Distolse lo sguardo, girando la testa verso destra. Odiava sentirsi così vulnerabile, così umano, ma doveva dirglielo. Aveva avuto un anno intero per trovare il coraggio. Strinse i denti e tutto d’un fiato sputò fuori “Mi sei mancata, Sookie Stackhouse.” Fece una piccola pausa per prendere dell'aria che non gli serviva davvero e poi continuò “Non solo il tuo sangue, ma il tuo sorriso, il tuo profumo inebriante, la tua ironia pungente, la tua capacità di tenermi testa e il tuo incredibile coraggio. Per un anno intero ho rivissuto nella mia mente ogni istante passato in tua compagnia, nel bene o nel male. Mi hai ossessionato. E ora sei di nuovo qui, ti posso vedere, e ti potrei toccare se solo me ne lasciassi la possibilità, e quasi non mi sembra vero.”
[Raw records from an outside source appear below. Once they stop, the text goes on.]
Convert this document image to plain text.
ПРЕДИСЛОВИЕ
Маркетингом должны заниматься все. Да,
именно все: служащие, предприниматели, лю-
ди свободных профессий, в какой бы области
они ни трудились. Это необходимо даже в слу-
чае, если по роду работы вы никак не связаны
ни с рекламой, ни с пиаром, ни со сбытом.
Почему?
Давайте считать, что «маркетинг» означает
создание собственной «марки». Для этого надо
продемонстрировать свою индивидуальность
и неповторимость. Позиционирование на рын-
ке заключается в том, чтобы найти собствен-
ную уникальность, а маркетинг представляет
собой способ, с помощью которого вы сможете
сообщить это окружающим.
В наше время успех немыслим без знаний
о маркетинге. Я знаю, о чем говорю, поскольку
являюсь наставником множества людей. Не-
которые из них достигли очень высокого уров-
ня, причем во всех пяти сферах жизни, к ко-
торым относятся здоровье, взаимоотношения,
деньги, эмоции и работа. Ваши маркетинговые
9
Lei aprì la bocca per dire qualcosa ma lui la zittì con uno sguardo e riprese a parlare con voce più dura

“Non sono qui per dirti che ti amo, non credo nemmeno di sapere cosa sia l’amore, non sono qui per giurarti fedeltà eterna e portarti via con me su un cavallo bianco. Non ti posso promettere la felicità, per una quantità inenumerabile di ragioni, ma vorrei che tu mi permettessi di prendermi cura di te.”

Lo sguardo di lei si fece dolce e intravide un Eric diverso da quello che aveva conosciuto, ma lui la smentì, come se potesse leggere i suoi pensieri

“Il mio non è un nobile sentimento Sookie, ma egoismo nella sua forma più elevata. Voglio che tu sia mia, voglio che tu sia al sicuro, perché se ti succedesse qualcosa non me lo potrei perdonare mai. Non lo faccio per te, ma per me stesso, sia chiaro.”
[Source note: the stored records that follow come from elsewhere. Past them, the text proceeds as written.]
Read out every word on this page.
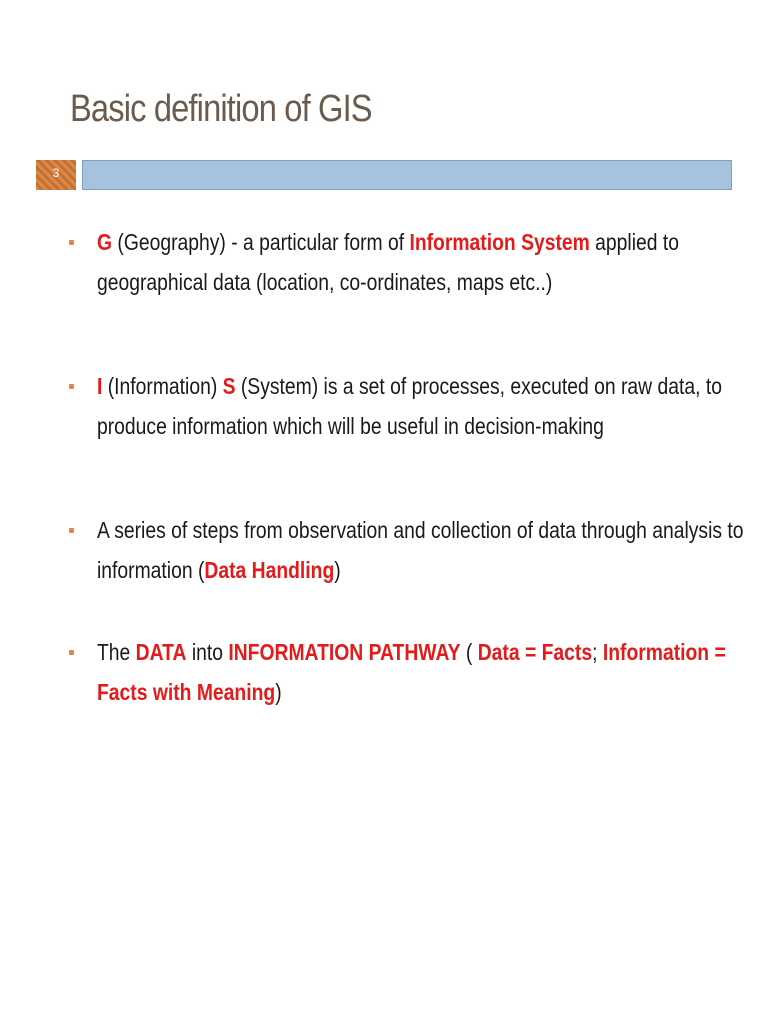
Basic definition of GIS
3
G (Geography) - a particular form of Information System applied to geographical data (location, co-ordinates, maps etc..)
I (Information) S (System) is a set of processes, executed on raw data, to produce information which will be useful in decision-making
A series of steps from observation and collection of data through analysis to information (Data Handling)
The DATA into INFORMATION PATHWAY ( Data = Facts; Information = Facts with Meaning)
Si fissarono per un tempo che parve interminabile, poi lei si schiarì la voce e disse

“Posso pensarci su?”

“Posso continuare a cercare di convincerti?”

Lei fece un cenno affermativo con la testa, le mani che si tenevano l’un l’altra, le braccia ripiegate sul petto.

“Io posso aspettare, se mi prometti di non farti uccidere nel frattempo.”

“Non è nei miei piani per il momento.” sorrise e poi aggiunse “Magari potresti passare da queste parti per controllare, una volta tanto”

“Sarà più spesso di quanto immagini.” disse sorridendo malizioso, poi girò su se stesso e si allontanò camminando a velocità umana.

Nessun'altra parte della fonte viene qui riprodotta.